Dynamic In-context Learning with Conversational Models for Data Extraction and Materials Property Prediction

TL;DR

PropertyExtractor tackles the challenge of trustworthy data extraction from unstructured scholarly text by integrating zero-shot and few-shot in-context learning within conversational LLMs such as Google Gemini Pro and OpenAI GPT-4. The toolkit employs engineered prompts, dynamic prompt updates, regex-assisted extraction, and self-critique to produce structured material-property quadruples and to verify data accuracy. On thickness data for 2D materials and energy-bandgap data, it achieves high metrics (thickness: $P=95.74%$, $R=93.75%$, $F1=94.73%$, $Acc=90.00%$, $E_r=10.00%$; bandgap: $P=96.81%$, $R=94.72%$, $F1=95.21%$, $Acc=92.05%$, $E_r=7.95%$). The open-source design emphasizes adaptability to future LLMs and supports automated generation of property databases and downstream tasks such as knowledge graphs.

Abstract

The advent of natural language processing and large language models (LLMs) has revolutionized the extraction of data from unstructured scholarly papers. However, ensuring data trustworthiness remains a significant challenge. In this paper, we introduce PropertyExtractor, an open-source tool that leverages advanced conversational LLMs like Google gemini-pro and OpenAI gpt-4, blends zero-shot with few-shot in-context learning, and employs engineered prompts for the dynamic refinement of structured information hierarchies - enabling autonomous, efficient, scalable, and accurate identification, extraction, and verification of material property data. Our tests on material data demonstrate precision and recall that exceed 95\% with an error rate of approximately 9%, highlighting the effectiveness and versatility of the toolkit. Finally, databases for 2D material thicknesses, a critical parameter for device integration, and energy bandgap values are developed using PropertyExtractor. Specifically for the thickness database, the rapid evolution of the field has outpaced both experimental measurements and computational methods, creating a significant data gap. Our work addresses this gap and showcases the potential of PropertyExtractor as a reliable and efficient tool for the autonomous generation of various material property databases, advancing the field.

Figures (4)

• Figure 1: Summarized flowchart of the PropertyExtractor code for obtaining structured dataset with a conversational large language model. The flow diagram provides the basic ideas for each step of the process and illustrates the integration with the API for obtaining unstructured scientific papers. A more detailed flowchart is presented in Figure \ref{['fig1_2']}.
• Figure 2: Flowchart of the PropertyExtractor code for obtaining structured dataset with a conversational large language model.
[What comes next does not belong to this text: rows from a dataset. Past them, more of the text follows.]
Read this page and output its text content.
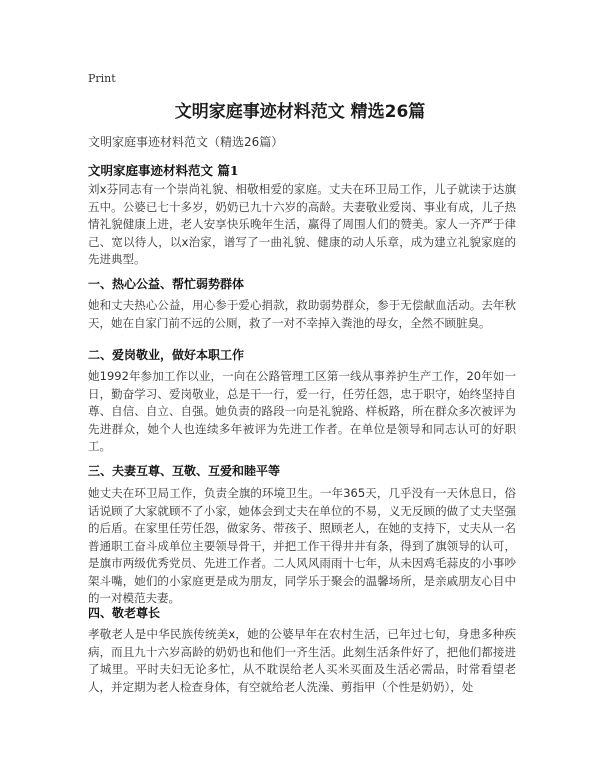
Print
文明家庭事迹材料范文 精选26篇
文明家庭事迹材料范文（精选26篇）
文明家庭事迹材料范文 篇1

刘x芬同志有一个崇尚礼貌、相敬相爱的家庭。丈夫在环卫局工作，儿子就读于达旗五中。公婆已七十多岁，奶奶已九十六岁的高龄。夫妻敬业爱岗、事业有成，儿子热情礼貌健康上进，老人安享快乐晚年生活，赢得了周围人们的赞美。家人一齐严于律己、宽以待人，以x治家，谱写了一曲礼貌、健康的动人乐章，成为建立礼貌家庭的先进典型。

一、热心公益、帮忙弱势群体

她和丈夫热心公益，用心参于爱心捐款，救助弱势群众，参于无偿献血活动。去年秋天，她在自家门前不远的公厕，救了一对不幸掉入粪池的母女，全然不顾脏臭。

二、爱岗敬业，做好本职工作

她1992年参加工作以业，一向在公路管理工区第一线从事养护生产工作，20年如一日，勤奋学习、爱岗敬业，总是干一行，爱一行，任劳任怨，忠于职守，始终坚持自尊、自信、自立、自强。她负责的路段一向是礼貌路、样板路，所在群众多次被评为先进群众，她个人也连续多年被评为先进工作者。在单位是领导和同志认可的好职工。

三、夫妻互尊、互敬、互爱和睦平等

她丈夫在环卫局工作，负责全旗的环境卫生。一年365天，几乎没有一天休息日，俗话说顾了大家就顾不了小家，她体会到丈夫在单位的不易，义无反顾的做了丈夫坚强的后盾。在家里任劳任怨，做家务、带孩子、照顾老人，在她的支持下，丈夫从一名普通职工奋斗成单位主要领导骨干，并把工作干得井井有条，得到了旗领导的认可，是旗市两级优秀党员、先进工作者。二人风风雨雨十七年，从未因鸡毛蒜皮的小事吵架斗嘴，她们的小家庭更是成为朋友，同学乐于聚会的温馨场所，是亲戚朋友心目中的一对模范夫妻。

四、敬老尊长

孝敬老人是中华民族传统美x，她的公婆早年在农村生活，已年过七旬，身患多种疾病，而且九十六岁高龄的奶奶也和他们一齐生活。此刻生活条件好了，把他们都接进了城里。平时夫妇无论多忙，从不耽误给老人买米买面及生活必需品，时常看望老人，并定期为老人检查身体，有空就给老人洗澡、剪指甲（个性是奶奶），处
The flow diagram is made up several interrelated prompt sections guiding the framework for the successful and accurate extraction of materials properties in the form of the quadriplets []material, property value, original unit, method].
• Figure 3: Material property database with PropertyExtractor. A snapshot of the extracted thickness data for atomically thin 2D materials, illustrating the range and diversity of the autonomously obtained database.
• Figure 4: Performance Evaluation of PropertyExtractor. Confusion matrix comparing the ground truth with data extracted by PropertyExtractor, showcasing 45 true positives, 2 false positives, and 3 false negatives, which are used to calculate the model's precision, recall, accuracy, and error metrics.